Bien sûr mon petit peuple aura besoin de se restaurer, et de s’hydrater aussi. Tout au nord-ouest, dans l’ombre propice d’un petit bois, on a installé sur des tables improvisées toutes sortes de bonnes nourritures, et des boissons. De la charcuterie « maison » s’étale sur des torchons propres, de belles miches de pain n’attendent que le passage du Laguiole ou du couteau suisse de la Manu dont chacun possède un exemplaire jalousement gardé.
Pour peupler la scène, j’ai patiemment rassemblé, puis peint, modifié s’il le fallait, toutes sortes de personnages d’origines variées. Ceux qu’on voit ci-dessous avant leur installation, n’ont pas tous été utilisés, mais avec 16 figurines, je pense que la scène est suffisamment vivante.
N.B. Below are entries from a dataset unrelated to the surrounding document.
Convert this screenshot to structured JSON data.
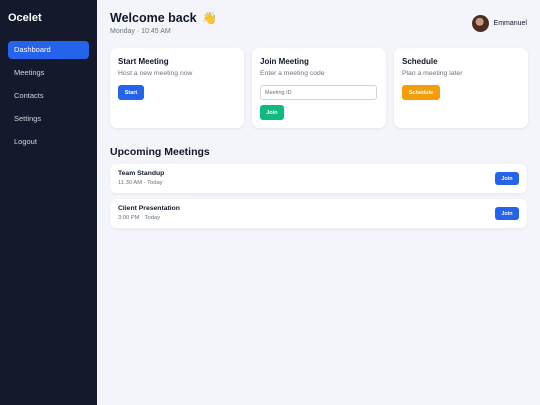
{
  "app": {
    "name": "Ocelet"
  },
  "sidebar": {
    "items": [
      {
        "label": "Dashboard",
        "active": true
      },
      {
        "label": "Meetings"
      },
      {
        "label": "Contacts"
      },
      {
        "label": "Settings"
      },
      {
        "label": "Logout"
      }
    ]
  },
  "header": {
    "greeting": "Welcome back",
    "greeting_icon": "waving-hand-icon",
    "date": "Monday · 10:45 AM",
    "user": {
      "name": "Emmanuel"
    }
  },
  "cards": {
    "start": {
      "title": "Start Meeting",
      "subtitle": "Host a new meeting now",
      "button": "Start"
    },
    "join": {
      "title": "Join Meeting",
      "subtitle": "Enter a meeting code",
      "placeholder": "Meeting ID",
      "button": "Join"
    },
    "schedule": {
      "title": "Schedule",
      "subtitle": "Plan a meeting later",
      "button": "Schedule"
    }
  },
  "upcoming": {
    "title": "Upcoming Meetings",
    "meetings": [
      {
        "title": "Team Standup",
        "time": "11:30 AM · Today",
        "button": "Join"
      },
      {
        "title": "Client Presentation",
        "time": "3:00 PM · Today",
        "button": "Join"
      }
    ]
  },
  "colors": {
    "sidebar_bg": "#141a2b",
    "accent": "#2563eb",
    "join_green": "#10b981",
    "schedule_amber": "#f59e0b",
    "page_bg": "#f4f5fb"
  }
}
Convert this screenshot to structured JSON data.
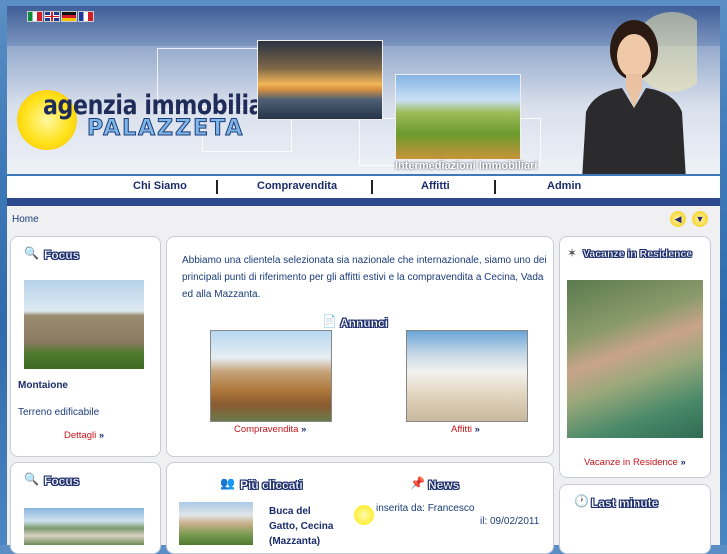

Au milieu de l'image on remarque dans sa robe bleue la belle Grételle. Prisonnier en Allemagne affecté dans une ferme, Anselme ne pouvait moins que tomber amoureux d'elle, amour partagé. Dès la fin de la guerre Anselme est libéré et retourne en Allemagne pour l'épouser et la ramener chez nous. Accueillie d'abord avec méfiance, Grételle a rapidement emporté toutes les sympathies. Elle est aujourd'hui une des figures les plus populaires du village.
Sans compter un cheval, deux chiens, un lapin et l’oiseau imprévu qui hante toujours mes modulinos, ici un Fleuntche à tête rouge.
Vue générale.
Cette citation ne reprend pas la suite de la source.